Это была победа.
Во всяком случае, так думали он, Дубинин и Павлов, когда вечером отмечали рождение сына и победу. Победу и рождение нового человека, которого тут же и нарекли Борисом – в честь человека, взявшегося вывести страну на магистраль общечеловеческого прогресса.
И, как будто знали, именно в этот момент позвонили из Москвы, из штаба Ельцина, поинтересовались ситуацией в городе, крае. Поздравили с эффективным противостоянием реваншистам. Посоветовали не расслабляться и рекомендовали Красавину срочно вылететь в столицу, обсудить дальнейшие действия.
Он выговорил несколько дней отсрочки, надеясь к отъезду забрать жену с сыном из роддома и считая, что к тому времени уже многое прояснится, и оказался прав. Когда Анна распеленала маленькое, черноволосое, большеротое, выражающее очевидное недовольство вхождением в этот мир тельце, Горбачев уже был освобожден из форосского заточения, всем было ясно, что переворот ГКЧП не прошел и что Горбачеву вряд ли удастся удержаться на посту президента СССР. Новым президентом страны, несомненно, станет нынешний президент России Борис Ельцин.

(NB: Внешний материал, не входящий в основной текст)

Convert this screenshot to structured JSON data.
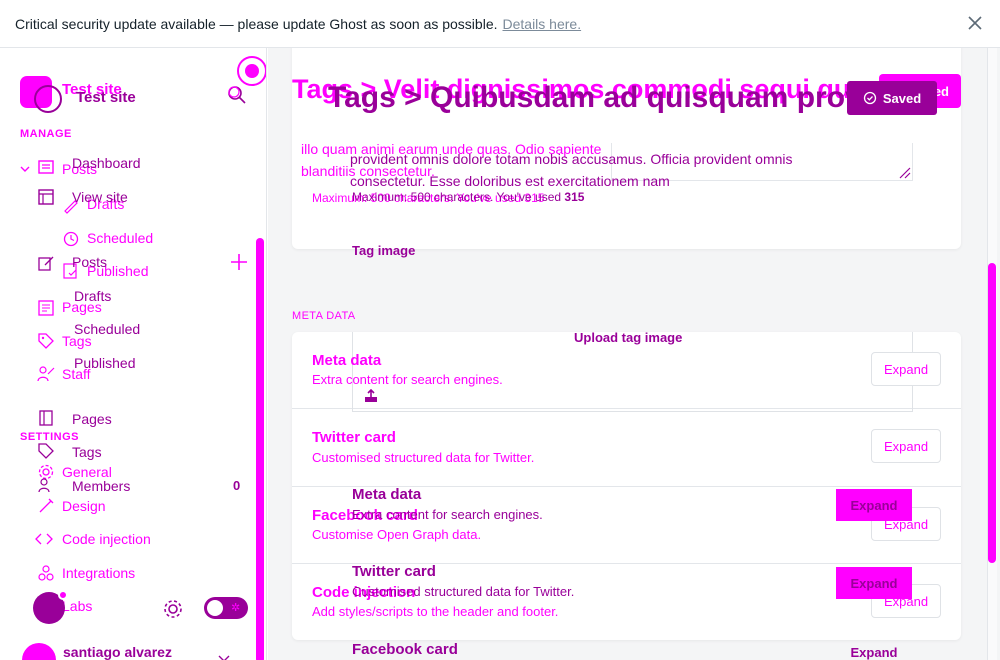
{
  "banner": {
    "message": "Critical security update available — please update Ghost as soon as possible.",
    "link": "Details here."
  },
  "sidebar": {
    "site_name_primary": "Test site",
    "site_name_secondary": "Test site",
    "manage_title": "MANAGE",
    "settings_title": "SETTINGS",
    "nav_a": {
      "posts": "Posts",
      "drafts": "Drafts",
      "scheduled": "Scheduled",
      "published": "Published",
      "pages": "Pages",
      "tags": "Tags",
      "staff": "Staff",
      "general": "General",
      "design": "Design",
      "code_injection": "Code injection",
      "integrations": "Integrations",
      "labs": "Labs"
    },
    "nav_b": {
      "dashboard": "Dashboard",
      "view_site": "View site",
      "posts": "Posts",
      "drafts": "Drafts",
      "scheduled": "Scheduled",
      "published": "Published",
      "pages": "Pages",
      "tags": "Tags",
      "members": "Members",
      "members_count": "0"
    },
    "user_name": "santiago alvarez"
  },
  "header": {
    "title_primary": "Tags > Velit dignissimos commodi sequi qu",
    "title_secondary": "Tags > Quibusdam ad quisquam prov",
    "saved_primary": "Saved",
    "saved_secondary": "Saved"
  },
  "description": {
    "text_primary": "illo quam animi earum unde quas. Odio sapiente blanditiis consectetur.",
    "text_secondary": "provident omnis dolore totam nobis accusamus. Officia provident omnis consectetur. Esse doloribus est exercitationem nam",
    "hint_primary": "Maximum: 500 characters. You've used 315",
    "hint_secondary_prefix": "Maximum: 500 characters. You've used ",
    "hint_secondary_count": "315"
  },
  "tag_image": {
    "label": "Tag image",
    "upload_label": "Upload tag image"
  },
  "meta_section": {
    "title": "META DATA",
    "rows_a": [
      {
        "title": "Meta data",
        "subtitle": "Extra content for search engines.",
        "button": "Expand"
      },
      {
        "title": "Twitter card",
        "subtitle": "Customised structured data for Twitter.",
        "button": "Expand"
      },
      {
        "title": "Facebook card",
        "subtitle": "Customise Open Graph data.",
        "button": "Expand"
      },
      {
        "title": "Code injection",
        "subtitle": "Add styles/scripts to the header and footer.",
        "button": "Expand"
      }
    ],
    "rows_b": [
      {
        "title": "Meta data",
        "subtitle": "Extra content for search engines.",
        "button": "Expand"
      },
      {
        "title": "Twitter card",
        "subtitle": "Customised structured data for Twitter.",
        "button": "Expand"
      },
      {
        "title": "Facebook card",
        "subtitle": "",
        "button": "Expand"
      }
    ]
  },
  "colors": {
    "accent_bright": "#ff00ff",
    "accent_dark": "#990099",
    "background": "#f4f5f6"
  }
}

В Москву Красавин ехал уже с пониманием, кого следует теперь слушать. В политических пристрастиях он определился раньше, когда вступил сам и убедил своих сторонников вступить в Демократическую партию России. Один из ее лидеров – строитель, Герой Социалистического Труда Николай Травкин, который стал известен во времена ускорения и перестройки благодаря внедрению хозрасчета, по-мужицки грубоватый и напористый, ершистый по отношению к власти, – ему нравился. При первой личной встрече он еще более укрепился в симпатиях: тот оказался в разговоре искренен, обтекаемых фраз не любил, правду-матку рубил с плеча… Довольно скоро, правда, он разобрался, что и демократам, как и всем прочим, присуща кулуарная борьба, интриги, его прощупывали то сторонники одного из претендентов на лидерство, то другого, в конце концов ему это надоело, и необязательных встреч и разговоров Красавин стал избегать, а решив конкретные вопросы, в партийных кабинетах не задерживался.
На этот раз в партийном штабе он был совсем недолго, проинформировал о произошедшем, сдал новый список членов партии, за последнее время значительно увеличившийся, забрал информационно-агитационные материалы и отправился в администрацию Ельцина.

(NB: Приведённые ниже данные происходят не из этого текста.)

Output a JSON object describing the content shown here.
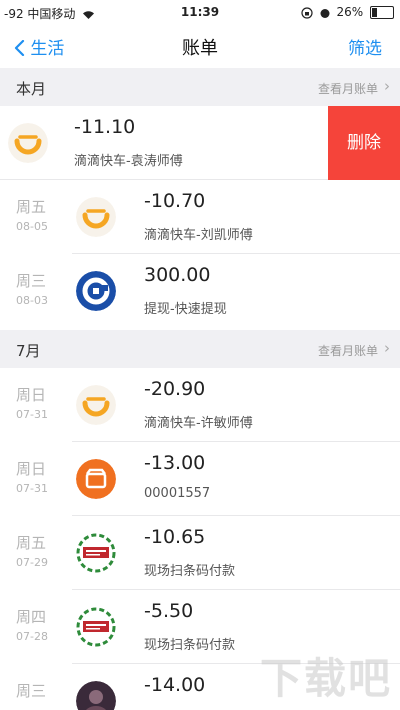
{
  "status_bar": {
    "carrier": "-92 中国移动",
    "time": "11:39",
    "battery_text": "26%",
    "battery_level": 0.26
  },
  "nav": {
    "back_label": "生活",
    "title": "账单",
    "filter_label": "筛选"
  },
  "sections": [
    {
      "title": "本月",
      "link": "查看月账单",
      "rows": [
        {
          "weekday": "",
          "date": "",
          "amount": "-11.10",
          "desc": "滴滴快车-袁涛师傅",
          "icon": "didi-icon",
          "swiped": true,
          "delete_label": "删除"
        },
        {
          "weekday": "周五",
          "date": "08-05",
          "amount": "-10.70",
          "desc": "滴滴快车-刘凯师傅",
          "icon": "didi-icon",
          "swiped": false
        },
        {
          "weekday": "周三",
          "date": "08-03",
          "amount": "300.00",
          "desc": "提现-快速提现",
          "icon": "ccb-icon",
          "swiped": false
        }
      ]
    },
    {
      "title": "7月",
      "link": "查看月账单",
      "rows": [
        {
          "weekday": "周日",
          "date": "07-31",
          "amount": "-20.90",
          "desc": "滴滴快车-许敏师傅",
          "icon": "didi-icon",
          "swiped": false
        },
        {
          "weekday": "周日",
          "date": "07-31",
          "amount": "-13.00",
          "desc": "00001557",
          "icon": "shop-icon",
          "swiped": false
        },
        {
          "weekday": "周五",
          "date": "07-29",
          "amount": "-10.65",
          "desc": "现场扫条码付款",
          "icon": "wudongfeng-icon",
          "swiped": false
        },
        {
          "weekday": "周四",
          "date": "07-28",
          "amount": "-5.50",
          "desc": "现场扫条码付款",
          "icon": "wudongfeng-icon",
          "swiped": false
        },
        {
          "weekday": "周三",
          "date": "",
          "amount": "-14.00",
          "desc": "",
          "icon": "avatar-icon",
          "swiped": false
        }
      ]
    }
  ],
  "watermark": "下载吧",
  "colors": {
    "accent": "#1e8ff0",
    "delete": "#f5443a",
    "didi": "#f5a623",
    "ccb": "#1a4ea8",
    "shop": "#f07020",
    "wudongfeng": "#c0282e"
  }
}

Оказывается, он уже был внесен в список на аудиенцию с президентом России, но прежде его попросили зайти к начальнику аналитического управления Пабловскому. Тот оказался энергичным брюнетом лет тридцати пяти, с озабоченным выражением лица, но с манерами опытного ловеласа. Пабловский приказал секретарше принести кофе, сославшись на то, что сам не успел позавтракать (что говорить о Красавине, который с самолета сразу по кабинетам), и настойчиво рекомендовал тому слоеные булочки, действительно оказавшиеся довольно вкусными, но сам, сделав пару глотков, чашку отставил и стал говорить, что давно отслеживает ситуацию на Северном Кавказе и непосредственно в крае.
– У вас, дорогой Виктор Иванович, форпост. Это мы хорошо понимаем. Сепаратисты зашевелились, постараются воспользоваться нынешней неопределенной ситуацией. Но если Прибалтика, по сути, никогда и не была равной среди равных, там все эти годы на Запад ориентировались, то Северный Кавказ – это российская территория, и уступать ее мы никому не собираемся. А у вас в крае по всем границам автономные республики. И все хотят быть самостоятельными, думают, что Россия их объедает… Карачаевцы свою республику создать хотят, чеченцы – свою…
Как там… ощущается межнациональное напряжение?